Words are amazing….and I get easily distracted. While writing this blog I used an acronym which I felt that I should quantify in case my readership is not aware of its meaning; The acronym in question was POCO and in this context it means ‘Plain Old CLR Object’ or ‘Plain Old C# Object’ ; This usage is used mostly in terms of describing a data object and is used to denote that a plain object with only properties, no logic, is used to directly represent the database data. Whilst providing a link to act as my dictionary for this acronym I was pleased to find that in many European languages the word Poco actually means ‘A little, not much’. This beautifully mirrors the intention and usage behind POCO in programming and also allows me to add a little bit of colour to what would otherwise have been a frightfully dull, and very specific blog. If you require only colour in your life, now is the point at which you can stop reading.

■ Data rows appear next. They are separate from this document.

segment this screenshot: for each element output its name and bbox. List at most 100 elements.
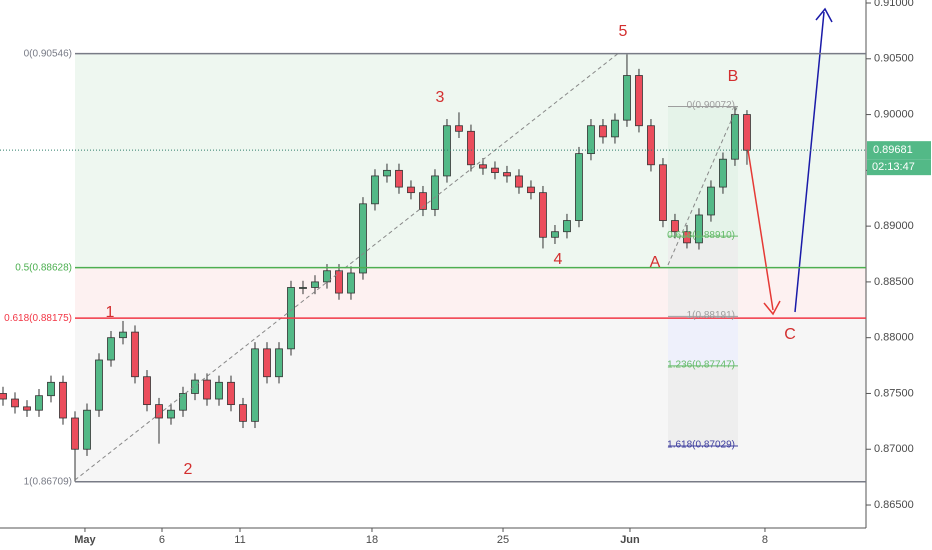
candle-body [563,220,571,233]
wave-label: 5 [619,23,628,40]
candle-body [83,409,91,450]
x-tick-label: 18 [366,534,378,546]
fib-extension-zone [668,236,738,317]
fib-label: 0.618(0.88175) [4,313,72,324]
candle-body [371,175,379,205]
y-tick-label: 0.90500 [874,53,914,65]
y-tick-label: 0.87500 [874,387,914,399]
candle-body [275,348,283,378]
countdown-label: 02:13:47 [872,161,915,173]
candle-body [443,125,451,177]
candle-body [587,125,595,155]
candle-body [335,270,343,294]
y-tick-label: 0.90000 [874,108,914,120]
candle-body [635,75,643,127]
candle-body [731,114,739,160]
fib-label: 0(0.90546) [24,48,72,59]
fib-extension-zone [668,365,738,447]
candle-body [491,167,499,173]
candle-body [707,186,715,216]
candle-body [299,287,307,289]
trend-line [667,104,739,266]
candle-body [95,359,103,411]
candle-body [695,214,703,244]
arrow-head [815,7,833,23]
candle-body [599,125,607,138]
fib-extension-label: 0(0.90072) [687,100,735,111]
candle-body [59,381,67,419]
candle-body [239,404,247,422]
candle-body [743,114,751,151]
candle-body [479,164,487,169]
candle-body [419,192,427,210]
candle-body [179,393,187,411]
arrow-head [763,300,781,316]
candle-body [359,203,367,274]
x-tick-label: May [74,534,96,546]
candle-body [191,379,199,394]
candle-body [551,231,559,238]
candle-body [11,398,19,408]
candle-body [515,175,523,188]
fib-label: 0.5(0.88628) [15,262,72,273]
fib-zone [75,318,866,482]
candle-body [251,348,259,422]
candle-body [71,417,79,450]
y-tick-label: 0.88000 [874,332,914,344]
candle-body [119,331,127,339]
x-tick-label: 25 [497,534,509,546]
candle-body [527,186,535,194]
candle-body [311,281,319,288]
candle-body [575,153,583,221]
candle-body [107,337,115,361]
candle-body [155,404,163,419]
candle-body [431,175,439,210]
candle-body [131,331,139,378]
x-tick-label: Jun [620,534,640,546]
candle-body [47,381,55,397]
candle-body [407,186,415,194]
candle-body [611,119,619,138]
fib-extension-label: 1.236(0.87747) [667,360,735,371]
candle-body [35,395,43,411]
price-tag [867,141,931,160]
fib-extension-zone [668,316,738,366]
candle-body [467,130,475,166]
arrow [794,11,825,313]
countdown-tag [867,159,931,176]
fib-extension-label: 1.618(0.87029) [667,440,735,451]
trend-line [74,51,621,481]
fib-extension-label: 0.618(0.88910) [667,230,735,241]
candle-body [263,348,271,378]
wave-label: 4 [554,251,563,268]
candle-body [227,381,235,406]
candle-body [0,393,7,400]
y-tick-label: 0.86500 [874,499,914,511]
candle-body [503,172,511,177]
candle-body [323,270,331,283]
candle-body [683,231,691,244]
candle-body [23,406,31,411]
fib-extension-label: 1(0.88191) [687,310,735,321]
x-tick-label: 8 [762,534,768,546]
candle-body [539,192,547,238]
wave-label: 1 [106,304,115,321]
wave-label: 3 [436,89,445,106]
background [75,53,866,482]
y-tick-label: 0.89000 [874,220,914,232]
y-tick-label: 0.91000 [874,0,914,9]
candle-body [647,125,655,166]
wave-label: B [728,68,739,85]
y-tick-label: 0.88500 [874,276,914,288]
candle-body [203,379,211,400]
plot [0,54,751,482]
candle-body [395,169,403,188]
candle-body [167,409,175,419]
x-tick-label: 6 [159,534,165,546]
wave-label: A [650,254,661,271]
wave-label: C [784,326,796,343]
fib-extension-zone [668,106,738,237]
wave-label: 2 [184,461,193,478]
candle-body [719,158,727,188]
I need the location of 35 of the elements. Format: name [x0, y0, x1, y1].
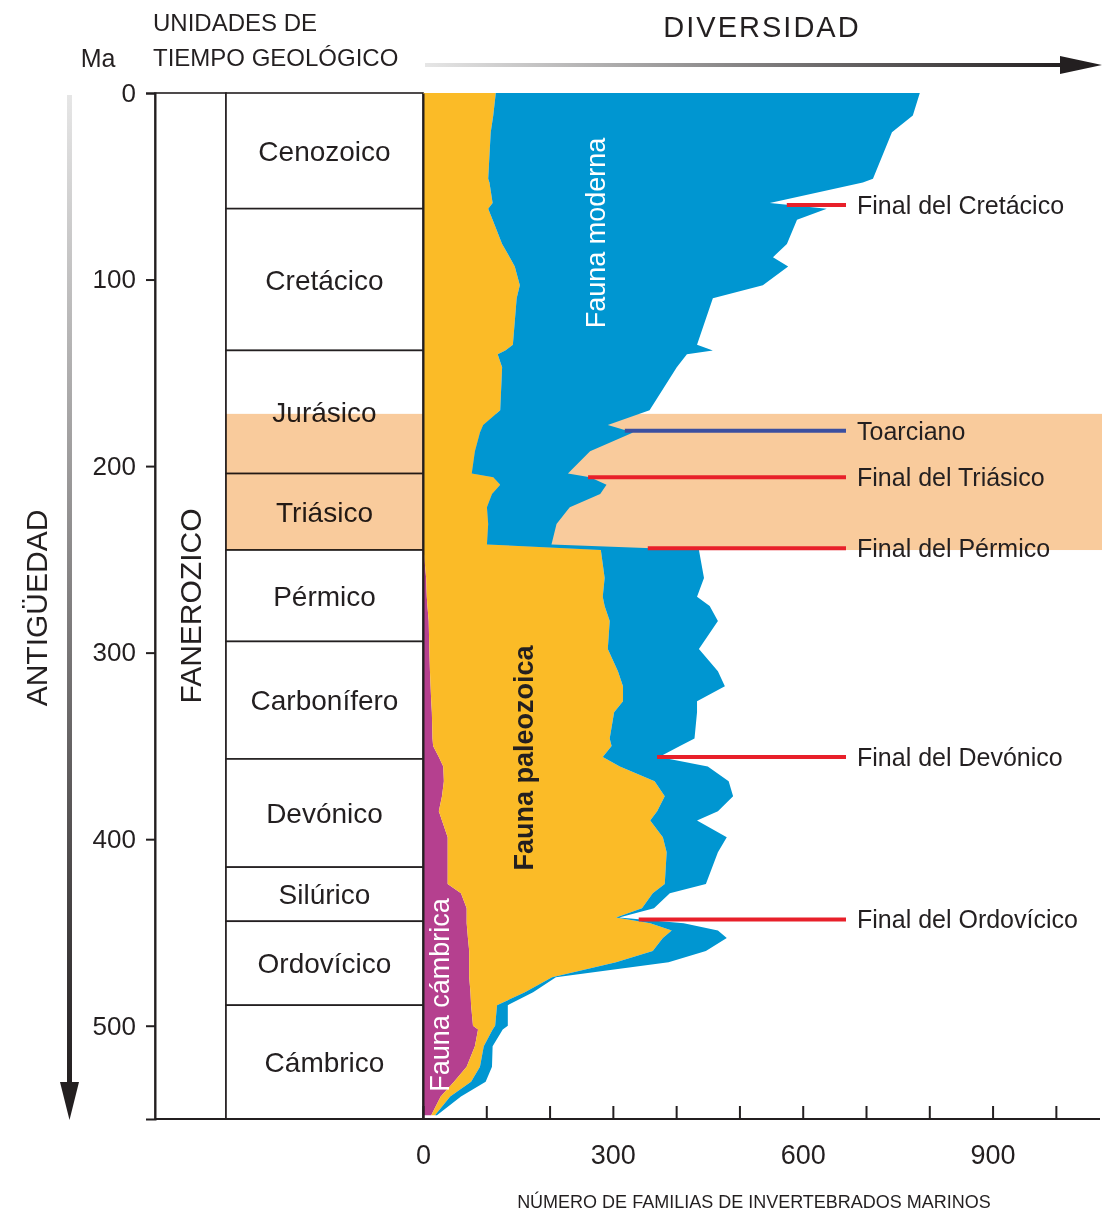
text: Ma [80, 44, 116, 72]
chart-title: DIVERSIDAD [663, 11, 861, 43]
y-tick-label: 400 [92, 824, 136, 854]
series-label: Pérmico [273, 580, 376, 612]
series-label: Triásico [276, 496, 373, 528]
y-axis-title: ANTIGÜEDAD [20, 509, 53, 707]
series-label: Devónico [266, 798, 383, 830]
x-tick-label: 900 [970, 1140, 1016, 1171]
ref-line-label: Final del Pérmico [857, 534, 1051, 563]
series-label: Cenozoico [258, 135, 391, 167]
ref-line-label: Final del Cretácico [857, 190, 1065, 219]
series-label: FANEROZICO [173, 508, 207, 704]
series-label: Cretácico [265, 264, 384, 296]
y-tick-label: 0 [121, 77, 136, 108]
x-axis-title: NÚMERO DE FAMILIAS DE INVERTEBRADOS MARINOS [517, 1191, 991, 1212]
series-label: Fauna cámbrica [425, 897, 455, 1092]
series-label: Silúrico [278, 879, 371, 911]
y-tick-label: 200 [92, 450, 136, 481]
series-label: Fauna moderna [581, 136, 611, 329]
ref-line-label: Final del Devónico [857, 743, 1063, 772]
chart-subtitle: UNIDADES DE TIEMPO GEOLÓGICO [153, 9, 399, 71]
series-label: Cámbrico [264, 1047, 385, 1079]
series-label: Jurásico [272, 396, 377, 428]
x-tick-label: 0 [415, 1140, 432, 1171]
y-tick-label: 100 [92, 264, 136, 295]
y-tick-label: 500 [92, 1010, 136, 1041]
series-label: Carbonífero [250, 685, 399, 717]
ref-line-label: Toarciano [857, 416, 966, 445]
x-tick-label: 600 [780, 1140, 826, 1171]
x-tick-label: 300 [590, 1140, 636, 1171]
series-label: Ordovícico [257, 948, 392, 980]
ref-line-label: Final del Triásico [857, 463, 1045, 492]
series-label: Fauna paleozoica [509, 644, 539, 871]
ref-line-label: Final del Ordovícico [857, 905, 1078, 934]
y-tick-label: 300 [92, 637, 136, 668]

For those who have remained this blog actually originates out of a .NET Course that I was recently teaching; I was taking the client through code first development (using mocking initially) and then how to use the in built .NET Entity Framework migration tools to create your physical database from your POCO’s.
Normally this happens without issue, you goto your package manager console and just type in
add-migration IntialMigration
It’s really that simple, a little bit of thinking and it starts the process and then after a little flurry of activity your script is created and displayed within Visual Studio. However, as is the curse of every live event nothing ever goes to plan… One of the ‘students’ instead received the following error message:-
The specified deps.json […] does not exist
After resorting to the internet we drew up a big fat blank, lots of reasons why but none of them worked in this situation. We did however manage to solve this issue in the end. For us the issue seemed to be related to how the project had been opened in the first instance; The code resided on a network server and the code had been opened by using a UNC path. In our case the issue was easily remedied by the following steps:-
- Closing Visual Studio
- Removing all obj and bin folders from the project(s)
- Opening the project using a Drive based path instead. So instead of opening “//MyServer/Path/MySolution.sln” we used the path “H:/Path/MySolution.sln”
- Performed a rebuild
- Run the add-migration command as before.
I’m not saying this will work in 100% of cases, however… it may assist someone. This is precisely why I blog, without all of those past bloggers out there, my job day by day over the last 25 years would have been impossibly hard. Its nice to give back.